The national chief's comments come as Maurice Law, an Indigenous-owned national law firm, and Amnesty International Canada plan to raise the issue at the United Nations Committee Against Torture next week.

In its submission to the UN committee, the firm says it is seeking legal reforms to stop the "modern-day forced sterilization of Indigenous women in publicly funded and administered hospitals in Canada."

The firm is also leading a proposed class action against all health regions across Saskatchewan, the federal and Saskatchewan governments and individual medical professionals.

The lawsuit was launched in 2017 by two affected women in the Saskatoon Health Region who each claimed $7 million in damages. Now about 60 women are part of the lawsuit.

Accountability for forced tubal ligations —the severing, burning or tying of the Fallopian tubes that carry eggs from the ovaries to the uterus —will involve several jurisdictions, Bellegarde said.

"It is not just the federal government you have to point fingers at," he said. "You have to point fingers at provincial governments and district health boards because that's where the money flows, and start getting them to communicate to their doctors and nurses that this has to stop."

Alisa Lombard, an associate with Maurice Law, said she has heard from a number of women following an article by The Canadian Press this week detailing reports that forced sterilization is not just a shameful part of Canadian history but is still happening.

"We've heard from various additional women who are reporting having been forcibly sterilized, Indigenous women, and actually non-Indigenous women who are coming forward reporting they have witnessed Indigenous women being pressured into forced sterilization," Lombard said. "Since the veil of silence has been lifted, even just a bit, that courage is really seeping through, which is very encouraging. The clearer the dimensions of the issue become ... it can assist the women in their healing and understanding they are not alone."

Francyne Joe, president of the Native Women's Association, said forced sterilization amounts to nothing short of torture.

Indigenous women deserve to be respected in the medical system and to be treated with empathy and fairness like any other Canadian, she added.

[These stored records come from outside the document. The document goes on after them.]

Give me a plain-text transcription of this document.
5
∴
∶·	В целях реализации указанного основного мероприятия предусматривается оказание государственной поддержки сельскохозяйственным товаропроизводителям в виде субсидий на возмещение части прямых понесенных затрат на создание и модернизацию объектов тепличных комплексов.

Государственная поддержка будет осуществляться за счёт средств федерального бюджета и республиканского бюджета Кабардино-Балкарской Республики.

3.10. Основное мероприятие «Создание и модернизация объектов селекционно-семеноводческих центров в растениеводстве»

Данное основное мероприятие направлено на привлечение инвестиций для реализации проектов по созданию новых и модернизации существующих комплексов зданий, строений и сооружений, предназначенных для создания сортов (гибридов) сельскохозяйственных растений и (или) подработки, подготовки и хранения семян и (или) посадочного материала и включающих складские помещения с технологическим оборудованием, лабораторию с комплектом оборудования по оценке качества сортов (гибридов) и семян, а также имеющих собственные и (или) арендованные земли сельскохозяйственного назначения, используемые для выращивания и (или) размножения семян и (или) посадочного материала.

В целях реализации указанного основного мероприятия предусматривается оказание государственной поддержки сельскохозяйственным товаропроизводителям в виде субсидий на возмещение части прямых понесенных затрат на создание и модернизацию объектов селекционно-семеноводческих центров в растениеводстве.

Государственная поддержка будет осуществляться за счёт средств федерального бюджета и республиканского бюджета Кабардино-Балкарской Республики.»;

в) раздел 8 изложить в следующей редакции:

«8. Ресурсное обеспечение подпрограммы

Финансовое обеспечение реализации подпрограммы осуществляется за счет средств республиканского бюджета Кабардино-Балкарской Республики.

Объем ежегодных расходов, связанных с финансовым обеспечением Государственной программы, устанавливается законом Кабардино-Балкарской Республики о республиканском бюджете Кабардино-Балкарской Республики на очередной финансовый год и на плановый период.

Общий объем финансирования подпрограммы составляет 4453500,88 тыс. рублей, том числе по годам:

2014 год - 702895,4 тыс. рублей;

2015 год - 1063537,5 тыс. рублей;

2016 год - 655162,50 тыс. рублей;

"For this historic act to continue happening in this day and age ... Indigenous women are not feeling safe in Canada," she said. "That needs to change."

Ontario Sen. Yvonne Boyer, who co-authored a report on tubal ligation in the Saskatoon Health Region in 2017, said she has heard from many Indigenous women across the country who are seeking help for the trauma they've endured.

She is supporting a call from Amnesty International Canada for the federal government to appoint a special representative who is Indigenous to examine the scope of the issue nationally.